Triangle ABC has altitudes AD, BE, and CF. If AD = 12 and BE = 15 is a positive integer, then find the largest possible value of CF?
I have looked at similar problems to this but they are not correct. This needs to be solved relatively quickly if possible.

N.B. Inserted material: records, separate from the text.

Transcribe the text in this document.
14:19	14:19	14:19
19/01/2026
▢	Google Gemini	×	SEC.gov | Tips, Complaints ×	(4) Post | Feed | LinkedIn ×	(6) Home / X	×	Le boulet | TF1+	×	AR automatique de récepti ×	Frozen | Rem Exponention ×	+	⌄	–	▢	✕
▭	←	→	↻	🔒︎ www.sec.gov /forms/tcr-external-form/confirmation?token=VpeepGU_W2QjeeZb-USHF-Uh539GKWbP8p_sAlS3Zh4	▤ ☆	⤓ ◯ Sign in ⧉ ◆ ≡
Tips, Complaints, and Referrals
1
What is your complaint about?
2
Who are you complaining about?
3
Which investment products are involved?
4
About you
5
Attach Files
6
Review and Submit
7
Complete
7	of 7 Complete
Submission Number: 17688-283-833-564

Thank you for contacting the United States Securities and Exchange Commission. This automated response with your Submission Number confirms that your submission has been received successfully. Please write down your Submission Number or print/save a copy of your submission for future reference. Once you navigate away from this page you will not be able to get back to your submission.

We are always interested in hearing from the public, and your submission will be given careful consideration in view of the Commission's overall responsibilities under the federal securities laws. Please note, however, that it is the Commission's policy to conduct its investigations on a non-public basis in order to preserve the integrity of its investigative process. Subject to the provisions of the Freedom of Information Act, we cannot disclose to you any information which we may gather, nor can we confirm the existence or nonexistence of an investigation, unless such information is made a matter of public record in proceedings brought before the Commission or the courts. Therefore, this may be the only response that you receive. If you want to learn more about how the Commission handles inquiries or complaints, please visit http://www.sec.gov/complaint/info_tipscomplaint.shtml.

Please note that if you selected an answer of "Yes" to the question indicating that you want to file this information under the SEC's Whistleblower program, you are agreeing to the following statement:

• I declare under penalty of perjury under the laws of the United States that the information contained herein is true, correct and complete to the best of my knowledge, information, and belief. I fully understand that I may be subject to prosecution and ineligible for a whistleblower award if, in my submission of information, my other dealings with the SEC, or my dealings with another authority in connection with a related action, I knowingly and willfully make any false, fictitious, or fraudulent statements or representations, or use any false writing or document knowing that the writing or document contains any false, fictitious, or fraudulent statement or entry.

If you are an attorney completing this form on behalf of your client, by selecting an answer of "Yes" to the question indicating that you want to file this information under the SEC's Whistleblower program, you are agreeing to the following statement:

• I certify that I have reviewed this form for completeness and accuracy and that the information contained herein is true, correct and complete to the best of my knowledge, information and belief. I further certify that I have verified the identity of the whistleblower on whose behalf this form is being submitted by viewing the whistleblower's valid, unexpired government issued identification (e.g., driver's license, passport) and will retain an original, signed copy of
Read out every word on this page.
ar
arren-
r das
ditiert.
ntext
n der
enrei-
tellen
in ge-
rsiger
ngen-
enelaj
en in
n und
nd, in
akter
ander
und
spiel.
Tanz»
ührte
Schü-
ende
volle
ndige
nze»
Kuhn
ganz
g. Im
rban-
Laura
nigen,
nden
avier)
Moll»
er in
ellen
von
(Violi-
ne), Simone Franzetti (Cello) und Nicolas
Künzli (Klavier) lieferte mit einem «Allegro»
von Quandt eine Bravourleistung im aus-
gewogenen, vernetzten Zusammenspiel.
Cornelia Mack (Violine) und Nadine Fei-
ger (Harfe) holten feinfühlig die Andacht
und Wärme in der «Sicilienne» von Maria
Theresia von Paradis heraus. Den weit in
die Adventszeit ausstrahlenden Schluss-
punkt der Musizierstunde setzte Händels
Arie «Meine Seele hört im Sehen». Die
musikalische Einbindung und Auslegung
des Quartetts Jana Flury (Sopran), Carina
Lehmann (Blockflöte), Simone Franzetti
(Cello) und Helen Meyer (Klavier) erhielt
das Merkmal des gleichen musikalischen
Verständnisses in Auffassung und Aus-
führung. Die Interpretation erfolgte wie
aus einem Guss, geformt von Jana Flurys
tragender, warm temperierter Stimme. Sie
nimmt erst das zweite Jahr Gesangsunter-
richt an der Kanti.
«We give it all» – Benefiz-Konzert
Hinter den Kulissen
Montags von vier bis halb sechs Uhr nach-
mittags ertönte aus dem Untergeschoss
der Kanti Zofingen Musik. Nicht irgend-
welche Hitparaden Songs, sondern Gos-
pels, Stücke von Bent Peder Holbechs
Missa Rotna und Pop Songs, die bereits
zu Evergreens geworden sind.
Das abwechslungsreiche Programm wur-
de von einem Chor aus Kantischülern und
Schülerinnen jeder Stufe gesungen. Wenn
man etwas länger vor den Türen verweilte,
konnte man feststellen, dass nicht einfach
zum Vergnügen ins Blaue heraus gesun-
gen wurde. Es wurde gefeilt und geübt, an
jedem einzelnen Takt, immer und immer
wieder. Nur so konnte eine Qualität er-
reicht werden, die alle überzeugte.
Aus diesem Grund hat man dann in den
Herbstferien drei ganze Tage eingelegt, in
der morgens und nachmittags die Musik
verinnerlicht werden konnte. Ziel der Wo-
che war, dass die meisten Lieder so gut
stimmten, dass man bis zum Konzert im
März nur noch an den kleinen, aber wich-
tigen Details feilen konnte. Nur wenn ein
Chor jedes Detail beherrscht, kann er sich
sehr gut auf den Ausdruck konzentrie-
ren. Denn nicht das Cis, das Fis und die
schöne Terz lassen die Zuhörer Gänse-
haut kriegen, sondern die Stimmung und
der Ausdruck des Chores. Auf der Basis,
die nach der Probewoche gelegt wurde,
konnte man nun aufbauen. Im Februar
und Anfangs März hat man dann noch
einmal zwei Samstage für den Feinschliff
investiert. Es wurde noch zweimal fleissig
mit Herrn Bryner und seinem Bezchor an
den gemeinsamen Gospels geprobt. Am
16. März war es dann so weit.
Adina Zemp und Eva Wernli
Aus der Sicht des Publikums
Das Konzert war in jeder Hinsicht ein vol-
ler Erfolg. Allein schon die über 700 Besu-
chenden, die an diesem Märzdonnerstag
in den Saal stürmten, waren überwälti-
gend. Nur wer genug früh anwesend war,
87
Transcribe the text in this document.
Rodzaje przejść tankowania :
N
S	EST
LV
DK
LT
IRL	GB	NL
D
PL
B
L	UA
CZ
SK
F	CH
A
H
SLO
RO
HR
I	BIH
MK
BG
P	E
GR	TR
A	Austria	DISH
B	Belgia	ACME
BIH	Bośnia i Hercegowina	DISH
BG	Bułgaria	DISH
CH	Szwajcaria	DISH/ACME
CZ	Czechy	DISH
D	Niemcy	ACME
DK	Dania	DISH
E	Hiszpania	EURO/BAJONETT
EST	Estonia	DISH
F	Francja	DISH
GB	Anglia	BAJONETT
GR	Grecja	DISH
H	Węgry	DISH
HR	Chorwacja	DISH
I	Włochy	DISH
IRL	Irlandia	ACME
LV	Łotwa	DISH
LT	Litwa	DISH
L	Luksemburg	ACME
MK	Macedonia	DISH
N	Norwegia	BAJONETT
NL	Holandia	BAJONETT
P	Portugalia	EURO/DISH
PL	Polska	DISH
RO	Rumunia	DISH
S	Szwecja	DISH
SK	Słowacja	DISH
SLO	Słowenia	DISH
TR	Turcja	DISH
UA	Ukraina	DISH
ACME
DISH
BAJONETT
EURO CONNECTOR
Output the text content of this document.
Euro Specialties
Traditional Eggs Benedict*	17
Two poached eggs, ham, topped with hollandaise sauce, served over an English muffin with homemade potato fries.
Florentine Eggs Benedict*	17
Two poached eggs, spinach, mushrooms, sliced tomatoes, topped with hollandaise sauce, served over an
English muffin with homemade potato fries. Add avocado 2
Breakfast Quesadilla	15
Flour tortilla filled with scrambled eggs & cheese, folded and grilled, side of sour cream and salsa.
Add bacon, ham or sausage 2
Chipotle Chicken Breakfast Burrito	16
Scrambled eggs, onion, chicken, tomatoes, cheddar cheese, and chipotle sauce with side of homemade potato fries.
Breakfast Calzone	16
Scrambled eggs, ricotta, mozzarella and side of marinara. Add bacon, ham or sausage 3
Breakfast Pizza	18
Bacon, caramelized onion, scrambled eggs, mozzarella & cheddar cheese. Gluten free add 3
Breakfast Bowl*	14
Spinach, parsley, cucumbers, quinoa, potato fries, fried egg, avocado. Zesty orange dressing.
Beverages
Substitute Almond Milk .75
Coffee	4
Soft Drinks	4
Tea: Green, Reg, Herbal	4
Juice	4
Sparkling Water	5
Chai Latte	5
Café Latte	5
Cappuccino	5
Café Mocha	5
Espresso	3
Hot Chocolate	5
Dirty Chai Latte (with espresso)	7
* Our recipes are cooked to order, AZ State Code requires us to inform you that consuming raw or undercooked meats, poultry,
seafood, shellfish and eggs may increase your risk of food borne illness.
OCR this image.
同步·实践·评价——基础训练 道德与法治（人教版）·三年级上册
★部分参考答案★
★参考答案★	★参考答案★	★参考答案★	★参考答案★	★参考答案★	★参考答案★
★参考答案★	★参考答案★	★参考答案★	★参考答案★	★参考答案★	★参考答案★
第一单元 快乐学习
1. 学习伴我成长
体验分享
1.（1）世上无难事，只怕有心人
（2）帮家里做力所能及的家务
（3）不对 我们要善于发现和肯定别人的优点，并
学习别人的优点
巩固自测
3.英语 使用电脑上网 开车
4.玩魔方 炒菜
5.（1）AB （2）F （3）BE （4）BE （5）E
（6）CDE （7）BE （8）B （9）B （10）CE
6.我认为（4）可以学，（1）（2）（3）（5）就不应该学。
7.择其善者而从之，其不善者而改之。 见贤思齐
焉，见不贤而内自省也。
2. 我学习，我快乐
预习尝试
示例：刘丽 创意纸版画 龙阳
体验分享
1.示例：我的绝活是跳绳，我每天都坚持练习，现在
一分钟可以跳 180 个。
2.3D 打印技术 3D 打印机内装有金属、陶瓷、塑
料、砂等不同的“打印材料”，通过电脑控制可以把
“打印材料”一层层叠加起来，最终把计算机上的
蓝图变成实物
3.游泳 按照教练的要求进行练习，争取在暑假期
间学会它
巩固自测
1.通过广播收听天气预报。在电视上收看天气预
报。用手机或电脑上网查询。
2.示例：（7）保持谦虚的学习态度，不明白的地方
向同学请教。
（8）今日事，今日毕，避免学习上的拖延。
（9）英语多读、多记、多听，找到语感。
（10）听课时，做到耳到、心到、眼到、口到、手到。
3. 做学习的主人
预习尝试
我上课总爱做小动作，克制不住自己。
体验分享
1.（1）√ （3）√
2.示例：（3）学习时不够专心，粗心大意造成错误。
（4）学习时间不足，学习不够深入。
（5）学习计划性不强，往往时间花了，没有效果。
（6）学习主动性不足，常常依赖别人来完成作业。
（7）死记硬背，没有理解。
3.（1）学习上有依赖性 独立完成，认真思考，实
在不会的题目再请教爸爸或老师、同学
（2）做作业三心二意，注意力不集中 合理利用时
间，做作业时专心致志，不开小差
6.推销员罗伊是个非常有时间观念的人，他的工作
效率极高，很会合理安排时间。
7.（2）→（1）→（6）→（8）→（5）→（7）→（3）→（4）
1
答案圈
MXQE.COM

The area of triangle ABC is given by
[ABC] = 1/2 * AD * BC = 1/2 BE * AC = 1/2 * CF * AB
Since AD = 12 and BE = 15, we have
[ABC] = 1/2 * 12 * BC = 1/2 * 15 * AC = 1/2 * CF * AB
Dividing these equations, we get
BC/AC = CF/AB
Since BC and AC are positive integers, CF must also be a positive integer. The largest possible value of CF is thus AB, which is equal to
AB = 15 * BC / AC = 15 * 12 / 15 = 12
Therefore, the largest possible value of CF is 12.
Obtuse scalene triangle.
Sides: a = 362.892 b = 290.314 c = 73.809
Area: T = 2177.353
Perimeter: p = 727.014
Semi-perimeter: s = 363.507
Angle ∠ A = 168.274° = 168°16'27″ = 2.937 rad
Angle ∠ B =9.357° = 9°21'25″ = 0.163 rad
Angle ∠ C =2.369° = 2°22'8″ = 0.041 rad
Height: ha = 12
Height: hb = 15
Height: hc = 59 = altitude CF, which is the maximum positive integer possible.
Suppose that the area of the triangle is A, then (half base times height)
A = AB*CF/2, so AB = 2*A/CF,
A = BC*AD/2, so BC = 2*A/AD = 2*A/12,
A = CA*/BE/2, so CA = 2*A/BE = 2*A/15.
For the triangle to exist,
AB + BC > CA, so 1/CF + 1/12 > 1/15,
BC + CA > AB, so 1/12 + 1/15 > 1/CF,
CA + AB > BC, so 1/15 + 1/CF > 1/12.
The third of these conditions leads to CF < 60 meaning that the largest integer value for CF is 59.
One of the other two conditions gives a minimum for CF.